O Bloco de Esquerda reconhece a mobilidade como um pilar essencial na construção de territórios inclusivos e sustentáveis, fundamental para garantir verdadeiramente outros direitos como a educação, a saúde e o trabalho. As autarquias assumem um papel central na promoção de sistemas de transporte público eficientes e acessíveis, que privilegiem modos suaves de transporte, criando cidades mais verdes, limpas e descongestionadas. No fundo, vemos a promoção de meios públicos de transporte como progressista para uma cidade de futuro onde se vive com qualidade.

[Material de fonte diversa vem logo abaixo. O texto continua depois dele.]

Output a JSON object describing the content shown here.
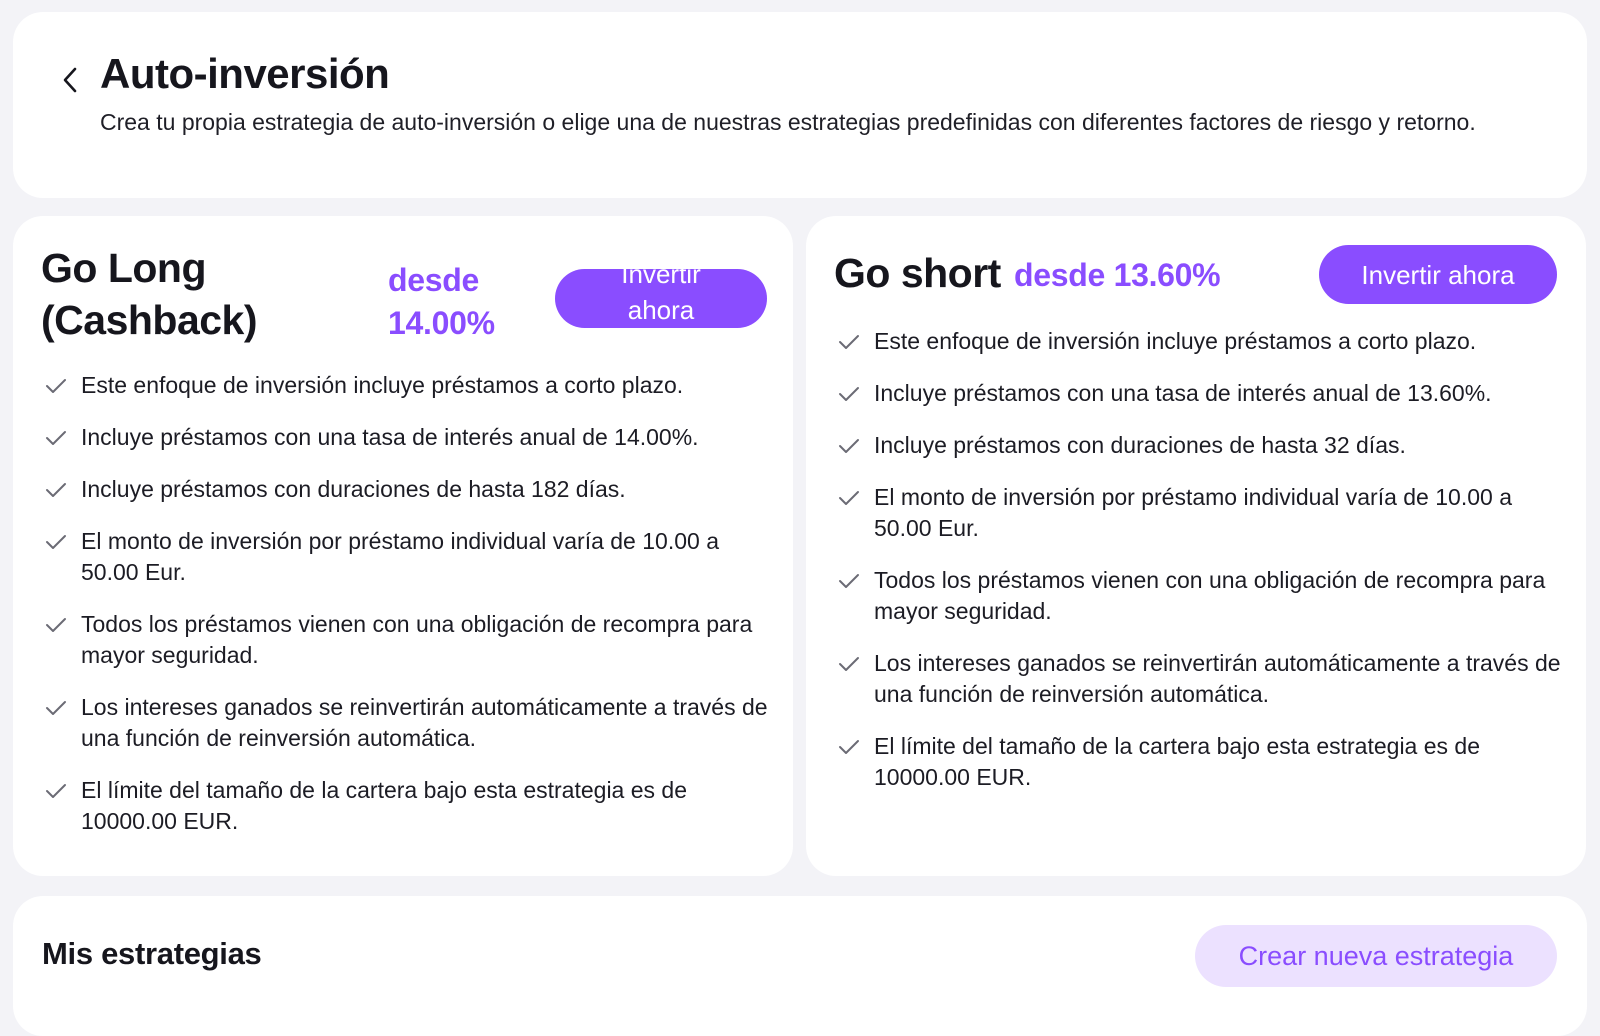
{
  "header": {
    "title": "Auto-inversión",
    "description": "Crea tu propia estrategia de auto-inversión o elige una de nuestras estrategias predefinidas con diferentes factores de riesgo y retorno.",
    "back_icon": "chevron-left-icon"
  },
  "strategies": [
    {
      "title": "Go Long (Cashback)",
      "title_line1": "Go Long",
      "title_line2": "(Cashback)",
      "rate_label": "desde",
      "rate_value": "14.00%",
      "button_label": "Invertir ahora",
      "button_line1": "Invertir",
      "button_line2": "ahora",
      "features": [
        "Este enfoque de inversión incluye préstamos a corto plazo.",
        "Incluye préstamos con una tasa de interés anual de 14.00%.",
        "Incluye préstamos con duraciones de hasta 182 días.",
        "El monto de inversión por préstamo individual varía de 10.00 a 50.00 Eur.",
        "Todos los préstamos vienen con una obligación de recompra para mayor seguridad.",
        "Los intereses ganados se reinvertirán automáticamente a través de una función de reinversión automática.",
        "El límite del tamaño de la cartera bajo esta estrategia es de 10000.00 EUR."
      ]
    },
    {
      "title": "Go short",
      "rate_text": "desde 13.60%",
      "button_label": "Invertir ahora",
      "features": [
        "Este enfoque de inversión incluye préstamos a corto plazo.",
        "Incluye préstamos con una tasa de interés anual de 13.60%.",
        "Incluye préstamos con duraciones de hasta 32 días.",
        "El monto de inversión por préstamo individual varía de 10.00 a 50.00 Eur.",
        "Todos los préstamos vienen con una obligación de recompra para mayor seguridad.",
        "Los intereses ganados se reinvertirán automáticamente a través de una función de reinversión automática.",
        "El límite del tamaño de la cartera bajo esta estrategia es de 10000.00 EUR."
      ]
    }
  ],
  "my_strategies": {
    "title": "Mis estrategias",
    "create_button": "Crear nueva estrategia"
  },
  "colors": {
    "accent": "#8a4dff",
    "accent_light": "#ece1ff",
    "background": "#f3f3f7",
    "card": "#ffffff",
    "check": "#6b6b75"
  }
}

A trajetória de redução tarifária, no caminho da gratuitidade, começando pelos transportes urbanos, é parte desse caminho de futuro. Muitas cidades optaram por começar esse trajeto de redução tarifária, e gratuitidade, por faixas etárias - jovens e idosos. Vila Nova de Gaia optou também por esse caminho.
Reconhecemos, no entanto, que entre o objetivo de amanhã e as medidas que são possíveis hoje, há um espaço de trabalho político comum que exige a avaliação de impacto das diferentes opções, não só nesse caminho, mas no que provocam hoje. Percebemos que a opção por começar esse caminho por condição económica, e não por faixas etárias, é também uma estratégia possível, e que deve ser avaliada. No fundo, começar por quem mais precisa é um argumento a que somos sensíveis (pese embora possa ser difícil essa avaliação).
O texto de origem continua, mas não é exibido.